The system has been imported from Sweden where every prisoner lives inside a space saving storage unit. ‘The IKEA prison cells are a fantastic design,’ said police inspector Kurt Wallander, ‘you would be surprised at just how many hardened criminals can be stored away in one living room.’

Mr Clarke insisted that even though they would remain at home, locked in a box, the flat pack lags would still get the full prison experience: ‘these convicts will be sent everything they would get in a regular jail,’ he assured, ‘food, water, pornography and heroin.’

To ensure that prisoners stay inside their cells, they will receive regular visits from freelance prison officers. ‘We have to make sure that they are not sneaking out,’ said Officer Colin Jubbs, ‘in the pilot scheme one of them did try to escape by attaching little castors to the bottom of his box and wheeling himself off down the street.
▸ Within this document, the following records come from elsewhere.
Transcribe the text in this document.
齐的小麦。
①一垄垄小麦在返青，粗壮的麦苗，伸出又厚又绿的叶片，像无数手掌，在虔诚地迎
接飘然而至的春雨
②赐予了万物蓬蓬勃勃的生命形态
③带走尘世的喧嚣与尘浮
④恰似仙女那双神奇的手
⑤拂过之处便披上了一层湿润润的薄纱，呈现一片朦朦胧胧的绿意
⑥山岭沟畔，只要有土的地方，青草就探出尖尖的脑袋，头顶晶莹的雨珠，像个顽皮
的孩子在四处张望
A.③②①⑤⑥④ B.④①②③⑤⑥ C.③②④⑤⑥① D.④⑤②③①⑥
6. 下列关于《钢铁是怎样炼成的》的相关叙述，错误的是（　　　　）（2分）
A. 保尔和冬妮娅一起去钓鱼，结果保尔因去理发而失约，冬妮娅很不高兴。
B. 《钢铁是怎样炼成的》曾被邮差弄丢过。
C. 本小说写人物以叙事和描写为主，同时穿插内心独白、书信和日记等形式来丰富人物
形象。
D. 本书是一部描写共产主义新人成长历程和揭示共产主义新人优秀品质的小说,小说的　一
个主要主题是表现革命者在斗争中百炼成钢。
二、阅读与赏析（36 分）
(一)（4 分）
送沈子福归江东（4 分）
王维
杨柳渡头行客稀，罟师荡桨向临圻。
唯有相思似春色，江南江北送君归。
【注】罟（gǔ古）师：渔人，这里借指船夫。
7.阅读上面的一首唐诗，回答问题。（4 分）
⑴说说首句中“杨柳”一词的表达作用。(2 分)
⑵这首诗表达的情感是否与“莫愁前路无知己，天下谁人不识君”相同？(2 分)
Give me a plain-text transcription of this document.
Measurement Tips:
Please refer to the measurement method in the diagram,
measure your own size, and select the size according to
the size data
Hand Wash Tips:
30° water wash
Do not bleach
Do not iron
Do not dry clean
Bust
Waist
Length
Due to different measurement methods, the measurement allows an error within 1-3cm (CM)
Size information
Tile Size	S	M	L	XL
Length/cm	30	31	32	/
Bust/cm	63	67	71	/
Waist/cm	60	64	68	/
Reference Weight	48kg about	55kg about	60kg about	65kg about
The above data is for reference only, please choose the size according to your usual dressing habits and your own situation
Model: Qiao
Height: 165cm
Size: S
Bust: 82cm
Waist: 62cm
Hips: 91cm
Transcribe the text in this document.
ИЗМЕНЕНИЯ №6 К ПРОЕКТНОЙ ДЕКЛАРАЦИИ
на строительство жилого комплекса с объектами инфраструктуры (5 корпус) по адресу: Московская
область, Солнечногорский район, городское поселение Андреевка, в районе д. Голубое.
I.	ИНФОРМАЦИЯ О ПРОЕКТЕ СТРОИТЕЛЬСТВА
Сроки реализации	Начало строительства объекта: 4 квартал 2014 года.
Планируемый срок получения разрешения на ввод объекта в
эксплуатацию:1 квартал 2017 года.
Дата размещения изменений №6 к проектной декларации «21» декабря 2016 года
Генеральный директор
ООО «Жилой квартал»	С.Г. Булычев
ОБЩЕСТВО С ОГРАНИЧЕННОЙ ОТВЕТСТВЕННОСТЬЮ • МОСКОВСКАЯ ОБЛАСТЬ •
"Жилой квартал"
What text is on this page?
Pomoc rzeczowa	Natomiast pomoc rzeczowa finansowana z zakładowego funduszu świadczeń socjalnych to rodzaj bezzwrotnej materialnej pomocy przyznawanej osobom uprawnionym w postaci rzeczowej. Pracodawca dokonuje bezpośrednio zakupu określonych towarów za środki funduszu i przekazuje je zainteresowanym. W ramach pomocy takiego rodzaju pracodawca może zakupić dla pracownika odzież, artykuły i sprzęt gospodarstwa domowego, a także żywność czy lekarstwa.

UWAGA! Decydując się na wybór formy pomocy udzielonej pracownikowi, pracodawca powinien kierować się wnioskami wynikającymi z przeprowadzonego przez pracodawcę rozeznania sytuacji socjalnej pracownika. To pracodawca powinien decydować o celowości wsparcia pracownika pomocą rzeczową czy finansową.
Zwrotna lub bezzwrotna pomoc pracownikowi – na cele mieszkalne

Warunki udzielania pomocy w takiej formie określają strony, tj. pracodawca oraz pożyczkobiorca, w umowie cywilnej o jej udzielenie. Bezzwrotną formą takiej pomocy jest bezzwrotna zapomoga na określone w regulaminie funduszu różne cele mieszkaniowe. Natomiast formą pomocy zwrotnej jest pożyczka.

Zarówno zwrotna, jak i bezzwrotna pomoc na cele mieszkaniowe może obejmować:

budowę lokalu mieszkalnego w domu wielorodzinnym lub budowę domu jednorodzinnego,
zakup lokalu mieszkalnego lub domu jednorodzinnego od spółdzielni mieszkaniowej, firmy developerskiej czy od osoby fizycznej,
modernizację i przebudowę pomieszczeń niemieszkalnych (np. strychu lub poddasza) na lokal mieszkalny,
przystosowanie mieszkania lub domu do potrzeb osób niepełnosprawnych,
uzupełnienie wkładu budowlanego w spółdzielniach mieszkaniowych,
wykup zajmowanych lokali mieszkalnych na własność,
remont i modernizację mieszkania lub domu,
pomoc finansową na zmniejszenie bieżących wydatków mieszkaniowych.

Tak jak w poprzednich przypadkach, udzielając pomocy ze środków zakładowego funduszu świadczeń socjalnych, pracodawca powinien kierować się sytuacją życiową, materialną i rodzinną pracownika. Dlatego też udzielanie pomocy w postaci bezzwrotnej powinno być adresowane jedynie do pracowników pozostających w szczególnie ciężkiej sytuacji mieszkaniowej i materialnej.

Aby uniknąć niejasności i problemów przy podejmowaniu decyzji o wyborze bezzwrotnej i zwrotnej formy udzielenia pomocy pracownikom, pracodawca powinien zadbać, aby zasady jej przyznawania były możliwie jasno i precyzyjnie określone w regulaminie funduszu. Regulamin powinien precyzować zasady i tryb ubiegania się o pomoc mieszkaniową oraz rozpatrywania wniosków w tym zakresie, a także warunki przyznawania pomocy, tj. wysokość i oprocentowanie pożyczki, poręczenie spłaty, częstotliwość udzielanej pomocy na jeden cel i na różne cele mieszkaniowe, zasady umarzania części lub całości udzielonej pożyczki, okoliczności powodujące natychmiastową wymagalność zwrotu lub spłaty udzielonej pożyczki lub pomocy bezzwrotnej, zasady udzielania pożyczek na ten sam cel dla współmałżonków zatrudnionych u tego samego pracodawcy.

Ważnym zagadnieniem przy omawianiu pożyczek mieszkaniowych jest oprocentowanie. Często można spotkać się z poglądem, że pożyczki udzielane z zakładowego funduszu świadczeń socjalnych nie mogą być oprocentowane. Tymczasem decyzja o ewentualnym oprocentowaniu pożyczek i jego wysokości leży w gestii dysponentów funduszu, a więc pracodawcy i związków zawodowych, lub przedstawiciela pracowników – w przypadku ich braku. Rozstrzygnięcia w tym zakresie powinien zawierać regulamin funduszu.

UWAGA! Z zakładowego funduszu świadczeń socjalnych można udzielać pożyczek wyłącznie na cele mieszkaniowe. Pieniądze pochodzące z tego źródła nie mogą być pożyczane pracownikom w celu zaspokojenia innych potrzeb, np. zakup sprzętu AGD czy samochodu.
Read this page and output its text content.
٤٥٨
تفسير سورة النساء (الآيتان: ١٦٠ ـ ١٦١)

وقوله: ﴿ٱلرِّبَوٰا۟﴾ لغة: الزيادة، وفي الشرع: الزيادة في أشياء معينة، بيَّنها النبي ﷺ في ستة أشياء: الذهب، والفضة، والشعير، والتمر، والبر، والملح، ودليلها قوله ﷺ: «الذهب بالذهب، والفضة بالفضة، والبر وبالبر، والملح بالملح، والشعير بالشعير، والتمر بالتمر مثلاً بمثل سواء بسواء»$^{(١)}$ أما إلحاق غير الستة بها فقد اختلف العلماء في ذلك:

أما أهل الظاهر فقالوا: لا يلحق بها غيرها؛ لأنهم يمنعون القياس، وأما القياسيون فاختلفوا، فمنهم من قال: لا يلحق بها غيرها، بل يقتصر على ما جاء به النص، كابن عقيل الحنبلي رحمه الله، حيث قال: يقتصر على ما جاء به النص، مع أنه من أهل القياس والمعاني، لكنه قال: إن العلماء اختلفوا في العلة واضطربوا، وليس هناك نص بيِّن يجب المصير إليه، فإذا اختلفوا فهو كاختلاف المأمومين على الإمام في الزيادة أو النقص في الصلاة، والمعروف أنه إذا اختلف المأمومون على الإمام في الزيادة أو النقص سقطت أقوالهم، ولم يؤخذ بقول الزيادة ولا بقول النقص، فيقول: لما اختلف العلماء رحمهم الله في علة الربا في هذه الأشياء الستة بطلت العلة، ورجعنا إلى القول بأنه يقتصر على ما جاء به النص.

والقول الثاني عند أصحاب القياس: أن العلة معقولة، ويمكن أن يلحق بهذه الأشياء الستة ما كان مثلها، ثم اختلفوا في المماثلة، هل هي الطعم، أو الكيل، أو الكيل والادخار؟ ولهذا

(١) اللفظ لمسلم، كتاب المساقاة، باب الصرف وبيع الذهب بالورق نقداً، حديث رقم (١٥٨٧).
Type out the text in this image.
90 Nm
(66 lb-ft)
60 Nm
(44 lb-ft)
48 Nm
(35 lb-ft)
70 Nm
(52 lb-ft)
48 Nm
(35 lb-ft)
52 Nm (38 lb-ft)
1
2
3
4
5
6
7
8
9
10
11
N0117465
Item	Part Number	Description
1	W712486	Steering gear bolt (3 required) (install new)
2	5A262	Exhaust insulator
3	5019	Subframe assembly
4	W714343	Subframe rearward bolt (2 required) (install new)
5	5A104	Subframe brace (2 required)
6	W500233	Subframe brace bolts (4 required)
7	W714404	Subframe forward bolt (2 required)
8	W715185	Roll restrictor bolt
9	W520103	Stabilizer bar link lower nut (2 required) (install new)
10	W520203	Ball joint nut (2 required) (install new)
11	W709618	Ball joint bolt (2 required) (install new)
We soon caught him and placed him in solitary at the bottom of the garden.’

Some convicts have expressed concerns about the DIY prisons. ‘I got half way through building my cell when I realised that the all-important bars at the front were missing,’ said career criminal ‘Mad Jack’ McClaverty, ‘in the end I was forced to visit IKEA, hold the staff at gunpoint and steal the missing parts in order to serve my sentence.’

‘Putting these bloody units together is punishment enough,’ said another, ‘and my cell keeps falling apart which means I keep waking up to discover that I have accidentally escaped. At least in proper prison this can’t happen because all the screws are present.’

‘This scheme is more than just a money saving measure,’ insisted Mr Clarke, ‘it keeps criminals off the streets, out of trouble and neatly packed away in storage,’ adding, ‘flat pack prison works.’